Christopher C. Stacy <firstname.lastname@example.org> wrote:
| email@example.com (Rob Warnock) writes:
| > If by "required methods" you mean that a covering set of methods
| > has been defined for which a call of your generic functions will
| > never invoke NO-APPLICABLE-METHOD at run-time, then I suspect you're
| > asking for the impossible... in general, that is.
| I don't see offhand what's so hard about keeping a list of calls
| to MAKE-INSTANCE, keeping track of all constant symbols to see if
| they might ever be used as class names passed into MAKE-INSTANCE,
| similarly maintaining function and method call graphs, and then
| computing the resulting set of CLOS methods that might be called.
| Then you check that against all the method signatures that you compiled.
| This won't match some calls that are specialized on non-CLOS types.
| But otherwise, it's just type inference, and I don't see why it
| should be impossible.
[Last try at expressing my concern...]
I think I was more concerned that simple control-flow analysis
might not be enough to solve your problem, specifically, might
not be enough to prevent false positives -- claims of errors
that aren't. For example, suppose you have a conditional:
(if (some-predicate foo)
where FOO is a passed-in value of some variable class. Now suppose
SOME-PREDICATE was deliberately [or accidentally!] coded as a "guard"

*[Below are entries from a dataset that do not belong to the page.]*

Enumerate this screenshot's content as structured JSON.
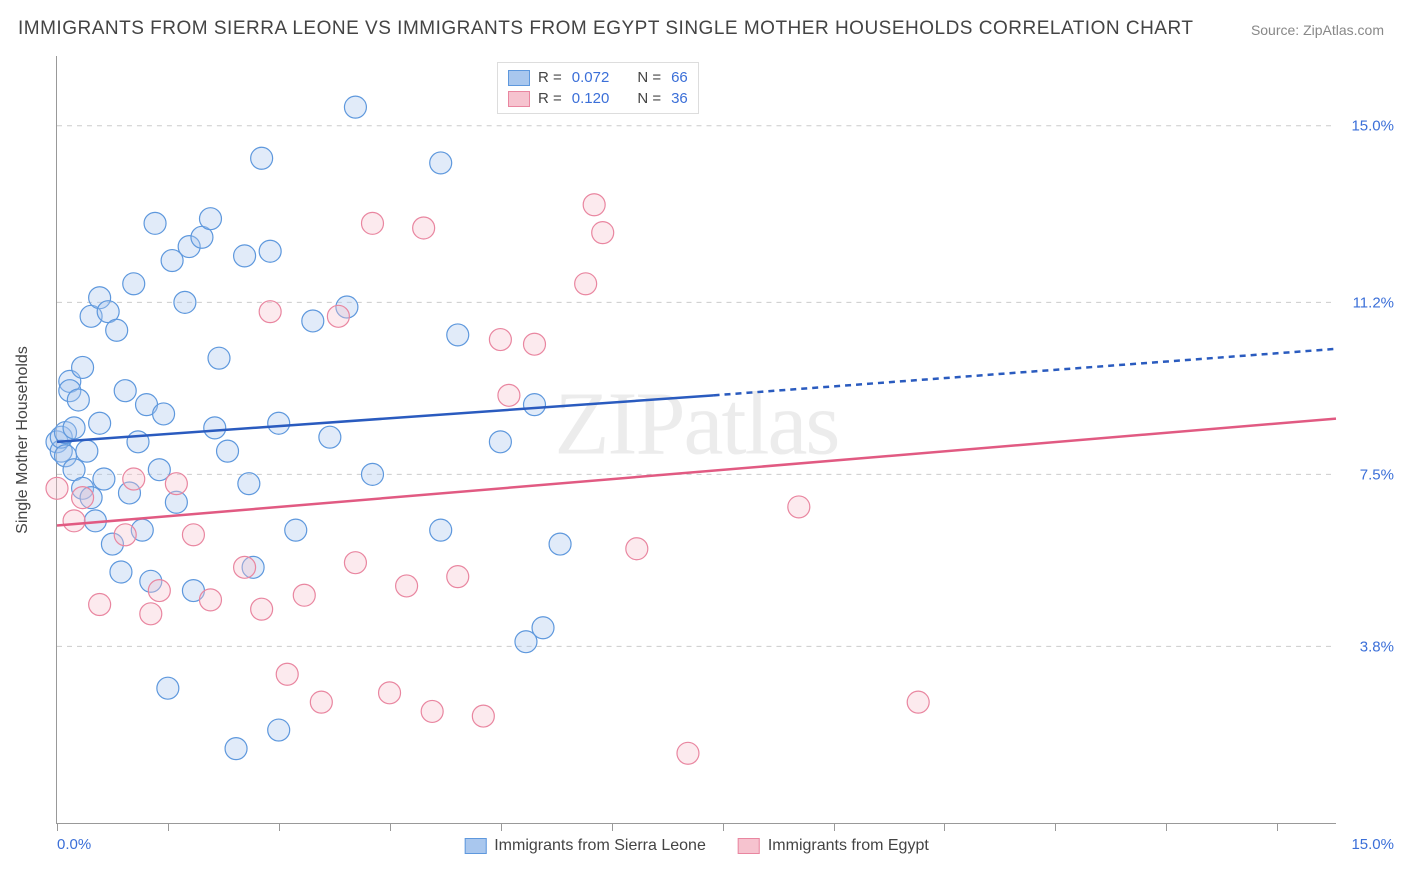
{
  "title": "IMMIGRANTS FROM SIERRA LEONE VS IMMIGRANTS FROM EGYPT SINGLE MOTHER HOUSEHOLDS CORRELATION CHART",
  "source": "Source: ZipAtlas.com",
  "watermark": "ZIPatlas",
  "chart": {
    "type": "scatter",
    "background_color": "#ffffff",
    "grid_color": "#cccccc",
    "axis_color": "#999999",
    "tick_label_color": "#3b6fd8",
    "xlim": [
      0,
      15
    ],
    "ylim": [
      0,
      16.5
    ],
    "ygrid": [
      3.8,
      7.5,
      11.2,
      15.0
    ],
    "ytick_labels": [
      "3.8%",
      "7.5%",
      "11.2%",
      "15.0%"
    ],
    "xtick_positions": [
      0,
      1.3,
      2.6,
      3.9,
      5.2,
      6.5,
      7.8,
      9.1,
      10.4,
      11.7,
      13.0,
      14.3
    ],
    "xaxis_min_label": "0.0%",
    "xaxis_max_label": "15.0%",
    "yaxis_title": "Single Mother Households",
    "marker_radius": 11,
    "marker_fill_opacity": 0.35,
    "marker_stroke_width": 1.2,
    "line_stroke_width": 2.5,
    "title_fontsize": 19,
    "label_fontsize": 15
  },
  "series": [
    {
      "name": "Immigrants from Sierra Leone",
      "color_fill": "#a9c7ee",
      "color_stroke": "#5e98dd",
      "line_color": "#2a5bbf",
      "R": "0.072",
      "N": "66",
      "trend": {
        "x1": 0,
        "y1": 8.2,
        "x2": 7.7,
        "y2": 9.2,
        "x2_dash": 15,
        "y2_dash": 10.2
      },
      "points": [
        [
          0.0,
          8.2
        ],
        [
          0.05,
          8.0
        ],
        [
          0.05,
          8.3
        ],
        [
          0.1,
          8.4
        ],
        [
          0.1,
          7.9
        ],
        [
          0.15,
          9.5
        ],
        [
          0.15,
          9.3
        ],
        [
          0.2,
          7.6
        ],
        [
          0.2,
          8.5
        ],
        [
          0.25,
          9.1
        ],
        [
          0.3,
          9.8
        ],
        [
          0.3,
          7.2
        ],
        [
          0.35,
          8.0
        ],
        [
          0.4,
          10.9
        ],
        [
          0.4,
          7.0
        ],
        [
          0.45,
          6.5
        ],
        [
          0.5,
          11.3
        ],
        [
          0.5,
          8.6
        ],
        [
          0.55,
          7.4
        ],
        [
          0.6,
          11.0
        ],
        [
          0.65,
          6.0
        ],
        [
          0.7,
          10.6
        ],
        [
          0.75,
          5.4
        ],
        [
          0.8,
          9.3
        ],
        [
          0.85,
          7.1
        ],
        [
          0.9,
          11.6
        ],
        [
          0.95,
          8.2
        ],
        [
          1.0,
          6.3
        ],
        [
          1.05,
          9.0
        ],
        [
          1.1,
          5.2
        ],
        [
          1.15,
          12.9
        ],
        [
          1.2,
          7.6
        ],
        [
          1.25,
          8.8
        ],
        [
          1.3,
          2.9
        ],
        [
          1.35,
          12.1
        ],
        [
          1.4,
          6.9
        ],
        [
          1.5,
          11.2
        ],
        [
          1.55,
          12.4
        ],
        [
          1.6,
          5.0
        ],
        [
          1.7,
          12.6
        ],
        [
          1.8,
          13.0
        ],
        [
          1.85,
          8.5
        ],
        [
          1.9,
          10.0
        ],
        [
          2.0,
          8.0
        ],
        [
          2.1,
          1.6
        ],
        [
          2.2,
          12.2
        ],
        [
          2.25,
          7.3
        ],
        [
          2.3,
          5.5
        ],
        [
          2.4,
          14.3
        ],
        [
          2.5,
          12.3
        ],
        [
          2.6,
          8.6
        ],
        [
          2.6,
          2.0
        ],
        [
          2.8,
          6.3
        ],
        [
          3.0,
          10.8
        ],
        [
          3.2,
          8.3
        ],
        [
          3.4,
          11.1
        ],
        [
          3.5,
          15.4
        ],
        [
          3.7,
          7.5
        ],
        [
          4.5,
          14.2
        ],
        [
          4.5,
          6.3
        ],
        [
          4.7,
          10.5
        ],
        [
          5.2,
          8.2
        ],
        [
          5.5,
          3.9
        ],
        [
          5.6,
          9.0
        ],
        [
          5.7,
          4.2
        ],
        [
          5.9,
          6.0
        ]
      ]
    },
    {
      "name": "Immigrants from Egypt",
      "color_fill": "#f6c3cf",
      "color_stroke": "#e986a0",
      "line_color": "#e15a82",
      "R": "0.120",
      "N": "36",
      "trend": {
        "x1": 0,
        "y1": 6.4,
        "x2": 15,
        "y2": 8.7
      },
      "points": [
        [
          0.0,
          7.2
        ],
        [
          0.2,
          6.5
        ],
        [
          0.3,
          7.0
        ],
        [
          0.5,
          4.7
        ],
        [
          0.8,
          6.2
        ],
        [
          0.9,
          7.4
        ],
        [
          1.1,
          4.5
        ],
        [
          1.2,
          5.0
        ],
        [
          1.4,
          7.3
        ],
        [
          1.6,
          6.2
        ],
        [
          1.8,
          4.8
        ],
        [
          2.2,
          5.5
        ],
        [
          2.4,
          4.6
        ],
        [
          2.5,
          11.0
        ],
        [
          2.7,
          3.2
        ],
        [
          2.9,
          4.9
        ],
        [
          3.1,
          2.6
        ],
        [
          3.3,
          10.9
        ],
        [
          3.5,
          5.6
        ],
        [
          3.7,
          12.9
        ],
        [
          3.9,
          2.8
        ],
        [
          4.1,
          5.1
        ],
        [
          4.3,
          12.8
        ],
        [
          4.4,
          2.4
        ],
        [
          4.7,
          5.3
        ],
        [
          5.0,
          2.3
        ],
        [
          5.2,
          10.4
        ],
        [
          5.3,
          9.2
        ],
        [
          5.6,
          10.3
        ],
        [
          6.2,
          11.6
        ],
        [
          6.3,
          13.3
        ],
        [
          6.4,
          12.7
        ],
        [
          6.8,
          5.9
        ],
        [
          7.4,
          1.5
        ],
        [
          8.7,
          6.8
        ],
        [
          10.1,
          2.6
        ]
      ]
    }
  ],
  "legend_top": {
    "r_label": "R =",
    "n_label": "N ="
  },
  "legend_bottom": [
    "Immigrants from Sierra Leone",
    "Immigrants from Egypt"
  ]
}
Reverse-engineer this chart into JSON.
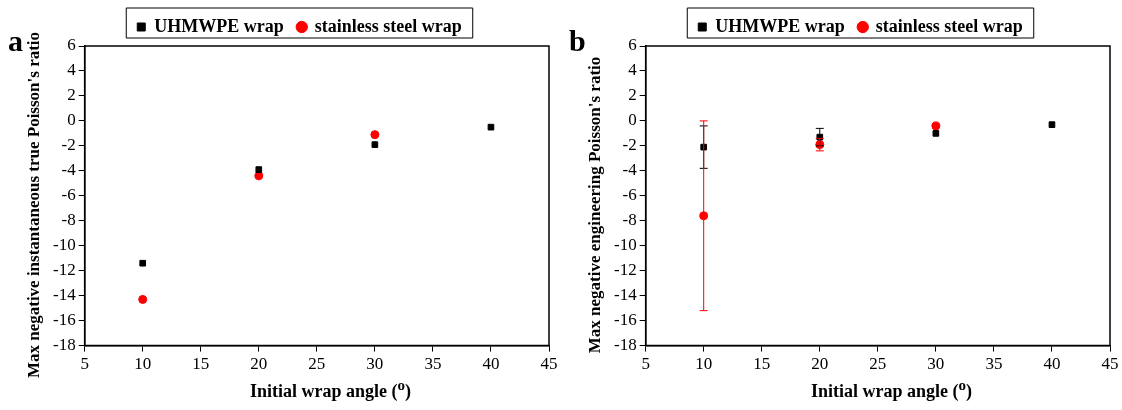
{
  "chart_data": [
    {
      "type": "scatter",
      "title": "a",
      "xlabel": "Initial wrap angle ($^{o}$)",
      "ylabel": "Max negative instantaneous true Poisson's ratio",
      "legend": "top",
      "grid": false,
      "xlim": [
        5,
        45
      ],
      "xticks": [
        5,
        10,
        15,
        20,
        25,
        30,
        35,
        40,
        45
      ],
      "ylim": [
        -18,
        6
      ],
      "yticks": [
        -18,
        -16,
        -14,
        -12,
        -10,
        -8,
        -6,
        -4,
        -2,
        0,
        2,
        4,
        6
      ],
      "series": [
        {
          "name": "UHMWPE wrap",
          "color": "#000000",
          "marker": "square",
          "x": [
            10,
            20,
            30,
            40
          ],
          "values": [
            -11.4,
            -3.9,
            -1.9,
            -0.5
          ]
        },
        {
          "name": "stainless steel wrap",
          "color": "#ff0000",
          "marker": "circle",
          "x": [
            10,
            20,
            30
          ],
          "values": [
            -14.3,
            -4.4,
            -1.1
          ]
        }
      ]
    },
    {
      "type": "scatter",
      "title": "b",
      "xlabel": "Initial wrap angle ($^{o}$)",
      "ylabel": "Max negative engineering Poisson's ratio",
      "legend": "top",
      "grid": false,
      "xlim": [
        5,
        45
      ],
      "xticks": [
        5,
        10,
        15,
        20,
        25,
        30,
        35,
        40,
        45
      ],
      "ylim": [
        -18,
        6
      ],
      "yticks": [
        -18,
        -16,
        -14,
        -12,
        -10,
        -8,
        -6,
        -4,
        -2,
        0,
        2,
        4,
        6
      ],
      "series": [
        {
          "name": "UHMWPE wrap",
          "color": "#000000",
          "marker": "square",
          "x": [
            10,
            20,
            30,
            40
          ],
          "values": [
            -2.1,
            -1.3,
            -1.0,
            -0.3
          ],
          "errors": [
            1.7,
            0.7,
            null,
            null
          ]
        },
        {
          "name": "stainless steel wrap",
          "color": "#ff0000",
          "marker": "circle",
          "x": [
            10,
            20,
            30
          ],
          "values": [
            -7.6,
            -1.9,
            -0.4
          ],
          "errors": [
            7.6,
            0.5,
            null
          ]
        }
      ]
    }
  ]
}
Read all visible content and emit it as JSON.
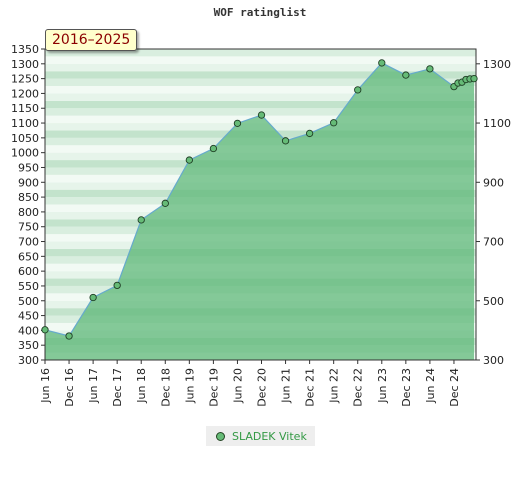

to keep METHOD-A from being called when the value of FOO would cause
NO-APPLICABLE-METHOD, but the tool you're asking for can't tell that --
that is, it isn't a full theorem prover on programs [which is where
the "halting problem" issue came in, a.k.a. "decidability"]. Then you
checking tool would have no choice but to report the (METHOD-A FOO)
call as a violation, because *sometimes* the IF would be executed
when FOO had a value for which there was no applicable METHOD-A
[even though SOME-PREDICATE would never let that happen].
Now you might say, "Oh, I don't care about that; I'll resolve all
the false positives manually myself." You can say that, and it even
might be true for you on the code that you write, with the checking
tool being implemented at some level, but... in *general* I believe
it is not a 100% solvable problem. Specifically, there might be input
programs for which nearly *all* the error messages from the checking
tool are false positives, which would not be good.
All I'm saying is that "it depends": on your coding style, on the
problem domain, on the total complexity of the systems you need to
check, etc. A quick & dirty heuristic algorithm might well get you
95% of what you want... or it might not.